Et pourtant ils tenaient le coup, en partie grâce aux facilités de crédit auxquelles ils avaient accès. Via les banques et les chaînes de magasins qui suçaient le sang de leurs clients avec des taux usuraires qui atteignaient 30 %. Oniomanes, c’est ainsi que l’ont définissait les Britanniques, des Junkies qui achetaient ce dont ils n’avaient pas besoin sous l’œil impavide des autorités. Les banques en profitaient pour se gaver telle la Royal Bank of Scotland. Ce que ne savait pas encore Philippe Auclair c’est que ce second établissement financier du Royaume-Uni par sa taille allait faire faillite fin 2008. Et que l’État entrerait au capital pour le sauver. Too big to fail. Arrivé au pouvoir le New Labour de Blair fit face au désastre des services publics. Il s’y attaqua en commençant par les prisons pour satisfaire l’électorat le plus à droite qu’il avait su rallier. Difficile de privatiser cette fonction régalienne, surtout après le passage de Thatcher. Alors on promut les partenariats-publics-privés (PPP). Ce qui revenait à accorder à des grands groupes des concessions sur longue période qui allaient s’avérer ruineuses pour l’État.

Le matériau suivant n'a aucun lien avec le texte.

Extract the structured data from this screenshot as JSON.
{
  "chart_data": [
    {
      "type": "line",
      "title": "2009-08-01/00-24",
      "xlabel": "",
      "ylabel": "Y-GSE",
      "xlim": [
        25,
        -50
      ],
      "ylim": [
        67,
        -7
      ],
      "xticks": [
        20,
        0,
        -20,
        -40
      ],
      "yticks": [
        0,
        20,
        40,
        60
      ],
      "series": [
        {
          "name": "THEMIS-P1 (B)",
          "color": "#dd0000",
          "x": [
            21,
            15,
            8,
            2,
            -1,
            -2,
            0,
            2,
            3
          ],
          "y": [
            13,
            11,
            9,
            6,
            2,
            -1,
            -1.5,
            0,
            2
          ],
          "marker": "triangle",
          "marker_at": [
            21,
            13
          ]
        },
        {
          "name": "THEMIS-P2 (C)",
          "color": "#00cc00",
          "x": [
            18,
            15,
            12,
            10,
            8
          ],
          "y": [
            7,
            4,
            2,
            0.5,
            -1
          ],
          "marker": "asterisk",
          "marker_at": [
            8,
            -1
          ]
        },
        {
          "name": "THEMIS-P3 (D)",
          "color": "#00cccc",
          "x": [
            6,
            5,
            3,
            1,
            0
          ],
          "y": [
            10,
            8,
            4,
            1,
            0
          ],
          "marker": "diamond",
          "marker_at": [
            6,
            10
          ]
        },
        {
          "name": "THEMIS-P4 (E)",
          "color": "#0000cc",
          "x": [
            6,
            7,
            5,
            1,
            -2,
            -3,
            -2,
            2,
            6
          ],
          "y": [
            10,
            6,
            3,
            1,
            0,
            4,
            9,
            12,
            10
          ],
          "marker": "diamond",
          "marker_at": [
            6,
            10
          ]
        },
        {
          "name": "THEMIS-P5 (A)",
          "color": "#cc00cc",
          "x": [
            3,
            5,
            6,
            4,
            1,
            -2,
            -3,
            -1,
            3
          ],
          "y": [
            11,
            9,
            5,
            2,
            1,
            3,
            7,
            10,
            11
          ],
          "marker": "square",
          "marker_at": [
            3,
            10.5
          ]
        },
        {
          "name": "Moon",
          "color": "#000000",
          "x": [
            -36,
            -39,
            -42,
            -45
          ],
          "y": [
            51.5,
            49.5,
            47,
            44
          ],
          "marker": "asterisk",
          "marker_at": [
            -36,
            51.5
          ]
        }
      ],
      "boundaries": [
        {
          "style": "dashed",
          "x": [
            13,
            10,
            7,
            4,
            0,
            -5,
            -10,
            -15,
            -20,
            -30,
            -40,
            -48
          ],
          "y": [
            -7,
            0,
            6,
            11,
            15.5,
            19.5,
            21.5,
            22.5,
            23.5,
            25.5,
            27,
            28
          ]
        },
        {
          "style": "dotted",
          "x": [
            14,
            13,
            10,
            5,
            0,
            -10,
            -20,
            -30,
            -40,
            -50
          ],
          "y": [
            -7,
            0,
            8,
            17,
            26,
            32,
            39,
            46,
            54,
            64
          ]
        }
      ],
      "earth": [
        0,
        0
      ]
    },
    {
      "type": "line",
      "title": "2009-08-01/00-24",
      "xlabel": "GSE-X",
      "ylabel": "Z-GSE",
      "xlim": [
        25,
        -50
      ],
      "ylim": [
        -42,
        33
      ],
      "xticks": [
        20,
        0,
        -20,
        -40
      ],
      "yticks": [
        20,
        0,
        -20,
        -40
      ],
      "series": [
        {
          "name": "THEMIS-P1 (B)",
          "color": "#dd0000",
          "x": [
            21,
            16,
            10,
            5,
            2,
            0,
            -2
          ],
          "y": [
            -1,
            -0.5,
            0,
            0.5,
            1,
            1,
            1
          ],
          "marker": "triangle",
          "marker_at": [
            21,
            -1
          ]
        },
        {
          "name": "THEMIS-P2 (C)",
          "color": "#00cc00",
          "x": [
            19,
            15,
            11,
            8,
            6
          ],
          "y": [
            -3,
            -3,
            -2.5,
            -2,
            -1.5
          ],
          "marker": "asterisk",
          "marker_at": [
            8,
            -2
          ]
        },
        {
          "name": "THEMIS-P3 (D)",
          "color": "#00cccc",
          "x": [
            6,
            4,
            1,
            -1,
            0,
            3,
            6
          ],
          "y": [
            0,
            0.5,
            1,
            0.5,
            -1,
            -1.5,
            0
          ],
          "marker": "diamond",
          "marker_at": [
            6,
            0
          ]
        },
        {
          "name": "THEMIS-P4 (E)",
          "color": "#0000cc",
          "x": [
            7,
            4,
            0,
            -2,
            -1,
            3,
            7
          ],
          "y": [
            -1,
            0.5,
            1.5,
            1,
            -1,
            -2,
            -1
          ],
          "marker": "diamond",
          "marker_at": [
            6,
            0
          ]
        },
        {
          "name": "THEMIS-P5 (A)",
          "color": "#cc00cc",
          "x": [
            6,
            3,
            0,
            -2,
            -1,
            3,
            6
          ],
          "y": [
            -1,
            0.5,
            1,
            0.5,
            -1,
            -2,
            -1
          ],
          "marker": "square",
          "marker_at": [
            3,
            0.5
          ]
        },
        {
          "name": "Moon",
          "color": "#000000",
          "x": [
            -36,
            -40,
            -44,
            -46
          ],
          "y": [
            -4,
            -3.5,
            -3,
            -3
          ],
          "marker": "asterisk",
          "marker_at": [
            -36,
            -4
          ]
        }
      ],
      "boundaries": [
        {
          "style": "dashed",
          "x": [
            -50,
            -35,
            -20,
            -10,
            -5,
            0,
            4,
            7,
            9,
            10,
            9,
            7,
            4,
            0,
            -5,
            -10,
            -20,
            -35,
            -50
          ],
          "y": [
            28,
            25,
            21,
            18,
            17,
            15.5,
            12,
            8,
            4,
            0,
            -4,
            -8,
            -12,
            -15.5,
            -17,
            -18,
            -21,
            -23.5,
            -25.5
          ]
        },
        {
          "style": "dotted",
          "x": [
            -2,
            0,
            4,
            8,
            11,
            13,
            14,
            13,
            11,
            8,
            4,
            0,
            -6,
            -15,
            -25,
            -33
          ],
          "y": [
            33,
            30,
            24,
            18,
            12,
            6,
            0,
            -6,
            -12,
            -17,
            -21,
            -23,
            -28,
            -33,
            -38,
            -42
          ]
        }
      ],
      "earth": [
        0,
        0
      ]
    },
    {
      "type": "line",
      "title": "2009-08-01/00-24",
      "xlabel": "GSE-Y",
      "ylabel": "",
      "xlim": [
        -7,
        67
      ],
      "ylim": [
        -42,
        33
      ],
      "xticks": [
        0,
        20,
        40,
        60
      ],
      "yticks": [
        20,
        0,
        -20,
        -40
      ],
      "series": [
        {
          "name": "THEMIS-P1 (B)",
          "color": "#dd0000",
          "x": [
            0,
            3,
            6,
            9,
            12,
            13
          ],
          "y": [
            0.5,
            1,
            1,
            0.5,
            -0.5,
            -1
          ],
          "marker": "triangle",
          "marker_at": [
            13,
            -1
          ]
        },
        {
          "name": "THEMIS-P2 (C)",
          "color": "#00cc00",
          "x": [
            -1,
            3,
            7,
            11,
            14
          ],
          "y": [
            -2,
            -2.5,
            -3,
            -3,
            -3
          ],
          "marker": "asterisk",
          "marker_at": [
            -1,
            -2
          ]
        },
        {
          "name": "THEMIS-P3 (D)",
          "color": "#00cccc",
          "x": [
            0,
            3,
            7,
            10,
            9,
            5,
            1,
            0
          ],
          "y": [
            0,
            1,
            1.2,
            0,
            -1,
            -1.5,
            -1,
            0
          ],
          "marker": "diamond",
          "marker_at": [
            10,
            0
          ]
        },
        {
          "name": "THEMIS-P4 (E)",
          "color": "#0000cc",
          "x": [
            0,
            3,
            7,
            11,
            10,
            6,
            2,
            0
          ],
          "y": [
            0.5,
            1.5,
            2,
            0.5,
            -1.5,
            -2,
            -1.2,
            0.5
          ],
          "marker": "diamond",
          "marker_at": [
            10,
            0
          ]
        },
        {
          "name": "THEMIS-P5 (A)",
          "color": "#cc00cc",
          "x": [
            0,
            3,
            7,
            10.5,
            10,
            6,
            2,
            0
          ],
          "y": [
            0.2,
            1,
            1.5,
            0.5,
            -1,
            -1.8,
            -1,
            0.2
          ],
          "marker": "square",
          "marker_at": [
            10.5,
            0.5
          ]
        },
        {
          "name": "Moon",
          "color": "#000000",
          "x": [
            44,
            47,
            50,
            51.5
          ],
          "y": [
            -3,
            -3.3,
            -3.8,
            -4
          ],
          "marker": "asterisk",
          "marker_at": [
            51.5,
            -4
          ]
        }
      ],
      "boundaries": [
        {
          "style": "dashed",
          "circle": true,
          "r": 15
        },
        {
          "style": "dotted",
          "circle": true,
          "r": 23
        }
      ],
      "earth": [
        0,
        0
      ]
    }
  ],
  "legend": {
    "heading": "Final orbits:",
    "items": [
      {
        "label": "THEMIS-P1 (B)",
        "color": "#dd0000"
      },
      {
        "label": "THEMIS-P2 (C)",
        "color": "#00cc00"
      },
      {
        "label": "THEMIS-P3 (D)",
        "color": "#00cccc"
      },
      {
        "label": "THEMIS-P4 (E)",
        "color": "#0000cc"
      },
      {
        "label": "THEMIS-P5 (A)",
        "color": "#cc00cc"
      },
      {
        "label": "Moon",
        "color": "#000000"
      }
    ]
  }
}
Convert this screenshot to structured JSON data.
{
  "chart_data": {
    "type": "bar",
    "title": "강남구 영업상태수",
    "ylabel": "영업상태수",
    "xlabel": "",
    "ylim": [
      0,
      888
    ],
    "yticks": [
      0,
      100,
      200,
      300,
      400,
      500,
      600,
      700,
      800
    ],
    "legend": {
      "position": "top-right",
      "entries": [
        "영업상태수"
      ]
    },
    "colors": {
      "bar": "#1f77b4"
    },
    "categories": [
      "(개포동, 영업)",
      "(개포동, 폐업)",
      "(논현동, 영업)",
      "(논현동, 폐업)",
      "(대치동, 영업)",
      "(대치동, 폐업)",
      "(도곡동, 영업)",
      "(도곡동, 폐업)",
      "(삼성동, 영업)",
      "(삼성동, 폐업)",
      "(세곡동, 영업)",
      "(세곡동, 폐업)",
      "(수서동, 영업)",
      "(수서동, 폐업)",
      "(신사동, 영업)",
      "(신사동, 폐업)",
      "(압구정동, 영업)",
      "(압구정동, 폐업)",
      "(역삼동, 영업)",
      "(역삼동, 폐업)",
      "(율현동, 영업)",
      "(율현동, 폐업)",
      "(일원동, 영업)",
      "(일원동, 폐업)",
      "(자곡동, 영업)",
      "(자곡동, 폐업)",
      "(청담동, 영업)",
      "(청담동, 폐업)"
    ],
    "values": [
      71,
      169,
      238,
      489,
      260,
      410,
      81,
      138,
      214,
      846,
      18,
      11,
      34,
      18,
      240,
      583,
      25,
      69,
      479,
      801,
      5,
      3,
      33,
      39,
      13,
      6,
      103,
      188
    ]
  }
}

 En priorité des bureaucrates et des managers pour rationaliser

En imaginant le National Health Service (NHS), les Anglais avaient conçu après la guerre un des systèmes de protection sociale parmi les plus généreux. Une couverture sociale dont on bénéficiait selon ses besoins et non ses moyens. Or le NHS était à genoux en 2006 par manques récurrents de financements. Pourtant Blair et Brown avaient embauché dès leur arrivée. Mais qui ? En priorité des bureaucrates et des managers pour rationaliser, multiplier les objectifs des hôpitaux, et démotiver les soignants. Dès lors mieux valait jouer avec la réglementation que soigner. Une baisse d’efficacité que les transferts de tâches des médecins vers de super infirmiers ne pouvaient compenser. Pour tenter d’améliorer le fonctionnement du NHS les gouvernements Blair ont là aussi multiplié les partenariats-publics-privés ruineux et inefficaces.

Les trains étaient souvent en retard, du moins quand ils n’étaient pas annulés

Jusqu’à sa privatisation décidée en 1990 par Margaret Thatcher et exécutée par le gouvernement de John Major le rail britannique affichait quelques-unes des meilleures performances européennes. Il était bon marché, fiable, sûr, même si son confort était en retrait par rapport à celui de la SNCF. La vente au privé s’est donc apparentée à un acte de vandalisme purement idéologique. Le contribuable la paya fort cher et certains voyageurs de leur vie pour cause d’incurie des nouvelles sociétés ferroviaires. En arrivant au pouvoir Tony Blair était tenu de réparer ce désastre. En renationalisant ? Pas véritablement. Il a investi massivement en finançant les opérateurs privés. A-t-il au moins obtenu des résultats ? C’est le contraire qui s’est passé. À la fin de ses mandats les trains étaient souvent en retard, du moins quand ils n’étaient pas annulés. Les tarifs étaient prohibitifs, et le confort proposé aux voyageurs autour de Londres digne des bétaillères. En plus les trains desservaient de moins en moins de gares en raison d’innombrables fermetures décidées par le roi Tony.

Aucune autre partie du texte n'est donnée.